Google will be using technology from Project Tango to help NASA build floating robots to assist astronauts with tasks aboard the International Space Station (ISS).
Project Tango's android-powered smartphones will be attached to the robots, called Spheres (Synchronized Position Hold, Engage, Reorient, Experimental Satellites), according to Mashable.
The smartphone has 3D-tracking and mapping capabilities, which will help the Spheres move around the ISS.
"Think about having a free-flying robot that can fly around inside the space station, perhaps equipped with some type of future smartphone," Zach Moratto, research engineer at the NASA Ames Research Center, said in a YouTube video about the project's details.

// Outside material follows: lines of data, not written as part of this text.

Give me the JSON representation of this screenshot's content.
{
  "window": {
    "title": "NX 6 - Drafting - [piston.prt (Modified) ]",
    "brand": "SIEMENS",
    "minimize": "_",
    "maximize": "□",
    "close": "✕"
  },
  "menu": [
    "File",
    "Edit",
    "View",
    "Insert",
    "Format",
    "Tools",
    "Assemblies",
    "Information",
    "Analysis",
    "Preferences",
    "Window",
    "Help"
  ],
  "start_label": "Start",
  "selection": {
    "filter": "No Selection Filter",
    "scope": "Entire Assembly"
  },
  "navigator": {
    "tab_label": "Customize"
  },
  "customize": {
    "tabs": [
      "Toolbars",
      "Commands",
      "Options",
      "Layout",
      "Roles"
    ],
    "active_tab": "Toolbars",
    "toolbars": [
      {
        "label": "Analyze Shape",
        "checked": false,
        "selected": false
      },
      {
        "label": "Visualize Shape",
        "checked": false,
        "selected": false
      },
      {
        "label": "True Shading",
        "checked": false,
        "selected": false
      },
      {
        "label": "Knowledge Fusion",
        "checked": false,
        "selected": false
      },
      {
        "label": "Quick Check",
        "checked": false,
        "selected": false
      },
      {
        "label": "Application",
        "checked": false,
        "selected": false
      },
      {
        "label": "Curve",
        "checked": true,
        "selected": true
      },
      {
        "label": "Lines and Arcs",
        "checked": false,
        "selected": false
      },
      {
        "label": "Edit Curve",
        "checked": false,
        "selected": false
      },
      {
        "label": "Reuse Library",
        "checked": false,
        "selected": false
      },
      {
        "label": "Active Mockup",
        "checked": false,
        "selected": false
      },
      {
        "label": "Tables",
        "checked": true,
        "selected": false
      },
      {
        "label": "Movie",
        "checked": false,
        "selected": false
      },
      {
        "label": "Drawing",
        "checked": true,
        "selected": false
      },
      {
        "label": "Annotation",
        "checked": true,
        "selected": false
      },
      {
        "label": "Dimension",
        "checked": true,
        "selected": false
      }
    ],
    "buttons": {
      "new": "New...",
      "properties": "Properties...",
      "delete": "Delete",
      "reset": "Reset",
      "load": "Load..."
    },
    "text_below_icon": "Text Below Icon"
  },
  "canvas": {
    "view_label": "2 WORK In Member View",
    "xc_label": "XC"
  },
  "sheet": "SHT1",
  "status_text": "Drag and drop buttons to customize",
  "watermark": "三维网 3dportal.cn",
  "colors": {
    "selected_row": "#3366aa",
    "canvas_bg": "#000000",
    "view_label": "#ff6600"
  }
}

Project Tango's Advanced Technology and Projects (ATAP) has spent over a year working with NASA Ames Researchers on combining the smartphone with robots, which, according to the YouTube video, are aimed at assisting astronauts as well as performing maintenance on their own, Mashable reported.
"The 3D-tracking and mapping capabilities of Project Tango would allow Spheres to reconstruct a 3D-map of the space station and, for the first time in history, enable autonomous navigation of a floating robotic platform 230 miles above the surface of the earth," the description listed on the company's video read.
There are three Spheres, each with their own propulsion and power systems, currently aboard the station, NBC News reported. The robots use ultrasound and infrared technology to move around the ISS, even though they are not the most advanced methods.
Project Tango was introduced February as an initiative to combine Android smartphones with 3-D mapping technology. Google and NASA are looking to launch a Project Tango smartphone into orbit this summer.
"The Project Tango prototype incorporates a particularly important feature for the Smart SPHERES- a 3-D sensor," said Terry Fong of NASA's Ames Research Center, in a February statement. "This allows the satellites to do a better job of flying around on the space station and understanding where exactly they are."
The success of the project would lead to new possible uses for the robots in the future, NBC News reported.
NASA said that there is a possibility that the Spheres could eventually help inspect the outside of spacecraft in deep-space missions.